Because the moving object is detected and tracked at the border of the scene, the extracted features of the moving object in the case cannot represent the moving object very well.
The moving object is slowing down.
In this issue, the temporal difference image of the object becomes smaller and loses its situation.

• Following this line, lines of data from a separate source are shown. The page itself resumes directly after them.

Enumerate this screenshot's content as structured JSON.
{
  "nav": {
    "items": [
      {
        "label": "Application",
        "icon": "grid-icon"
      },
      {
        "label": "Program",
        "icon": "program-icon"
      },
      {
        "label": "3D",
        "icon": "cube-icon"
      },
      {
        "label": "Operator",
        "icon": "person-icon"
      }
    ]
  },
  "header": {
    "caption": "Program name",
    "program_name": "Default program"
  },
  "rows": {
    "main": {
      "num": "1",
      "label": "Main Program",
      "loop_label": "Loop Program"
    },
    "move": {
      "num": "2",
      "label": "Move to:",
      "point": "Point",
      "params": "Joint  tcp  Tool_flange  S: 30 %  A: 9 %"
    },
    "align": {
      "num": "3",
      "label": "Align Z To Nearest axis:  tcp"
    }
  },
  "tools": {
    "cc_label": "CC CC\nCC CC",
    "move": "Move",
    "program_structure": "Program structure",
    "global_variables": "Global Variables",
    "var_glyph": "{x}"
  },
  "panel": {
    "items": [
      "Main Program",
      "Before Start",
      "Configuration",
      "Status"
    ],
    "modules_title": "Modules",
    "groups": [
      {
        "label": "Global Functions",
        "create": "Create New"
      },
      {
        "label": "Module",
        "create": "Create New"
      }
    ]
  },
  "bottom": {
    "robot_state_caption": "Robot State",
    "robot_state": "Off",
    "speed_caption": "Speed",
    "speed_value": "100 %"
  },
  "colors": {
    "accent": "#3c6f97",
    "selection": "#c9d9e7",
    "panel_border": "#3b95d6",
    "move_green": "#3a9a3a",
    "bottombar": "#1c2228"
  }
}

|Accuracy rate||Detection + Tracking||Accuracy rate||Detection + Tracking||Accuracy rate||Detection + Tracking|
|Sequence1||98.61 %||53.8 FPS||98.61 %||58.5 FPS||71.76 %||52.1 FPS|
|Sequence2||95.90 %||56.5 FPS||96.31 %||57.1 FPS||56.15 %||49.0 FPS|
|Sequence3||97.40 %||54.1 FPS||92.36 %||60.7 FPS||96.59 %||63.1 FPS|
|Sequence4||93.55 %||54.3 FPS||82.61 %||62.0 FPS||92.65 %||63.2 FPS|
|Sequence5||82.97 %||56.7 FPS||80.44 %||60.2 FPS||77.29 %||65.6 FPS|
|Sequence6||82.57 %||53.9 FPS||78.90 %||61.5 FPS||46.79 %||63.9 FPS|
|Sequence7||90.28 %||54.7 FPS||37.50 %||61.4 FPS||40.28 %||63.5 FPS|
|Sequence8||83.33 %||55.1 FPS||73.46 %||62.4 FPS||78.40 %||61.2 FPS|
|Sequence9||90.16 %||53.5 FPS||75.13 %||59.0 FPS||83.94 %||58.5 FPS|
|Average||90.53 %||54.7 FPS||79.48 %||60.3 FPS||71.53 %||60.1 FPS|
|Accuracy rate||Detection + Tracking + occlusion||Accuracy rate||Detection + Tracking + occlusion||Accuracy rate||Detection + Tracking + occlusion|
|Sequence10||92.94 %||56.7 FPS||88.61 %||60.6 FPS||82.92 %||57.6 FPS|
|Sequence11||89.98 %||54.8 FPS||83.67 %||60.9 FPS||92.60 %||58.7 FPS|
|Sequence12||90.43 %||53.9 FPS||79.79 %||60.8 FPS||82.98 %||55.9 FPS|
|Sequence13||90.00 %||52.6 FPS||86.67 %||59.7 FPS||75.56 %||63.7 FPS|
|Average||90.84 %||54.5 FPS||84.69 %||60.5 FPS||83.52 %||58.9 FPS|
|Accuracy rate||Detection + Tracking + occlusion||Accuracy rate||Detection + Tracking + occlusion||Accuracy rate||Detection + Tracking + occlusion|
|Sequence14||85.60 %||14.1 FPS||73.60 %||16.5 FPS||31.20 %||15.5 FPS|
|Sequence15||88.36 %||14.1 FPS||79.45 %||16.6 FPS||63.01 %||15.3 FPS|
|Sequence16||81.33 %||14.2 FPS||70.67 %||16.6 FPS||33.33 %||15.2 FPS|
|Average||85.10 %||14.1 FPS||74.57 %||16.6 FPS||42.51 %||15.3 FPS|
The direct LL-mask band scheme (DLLBS) for moving object detection and tracking is proposed in this work. It is able to detect and track moving objects in indoor and outdoor environments with statistic video systems. The proposed DLLBS does not only overcome the drawbacks of high complex computation and slow speed for the conventional DWT, but also preserves the wavelet features of the flexible multi-resolution image and the capability for dealing with noises and fake motion such as moving leaves of trees. In the real-word application, the experimental results demonstrate that the 2-D LL2-band (for 320×240) and the 2-D LL3-band (for 640×480) can effectively track moving objects by region-based tracking under any environments (day and night), as well as it can cope with noise issues. For occlusion considerations, we propose a new approach, characteristic point recognition (CPR). Combined with DLLBS and CPR, it can accurately track various types of occlusions. The DLLBS system can be extended to the real-time video surveillance system applications, such as object classification and descriptive behaviors of objects.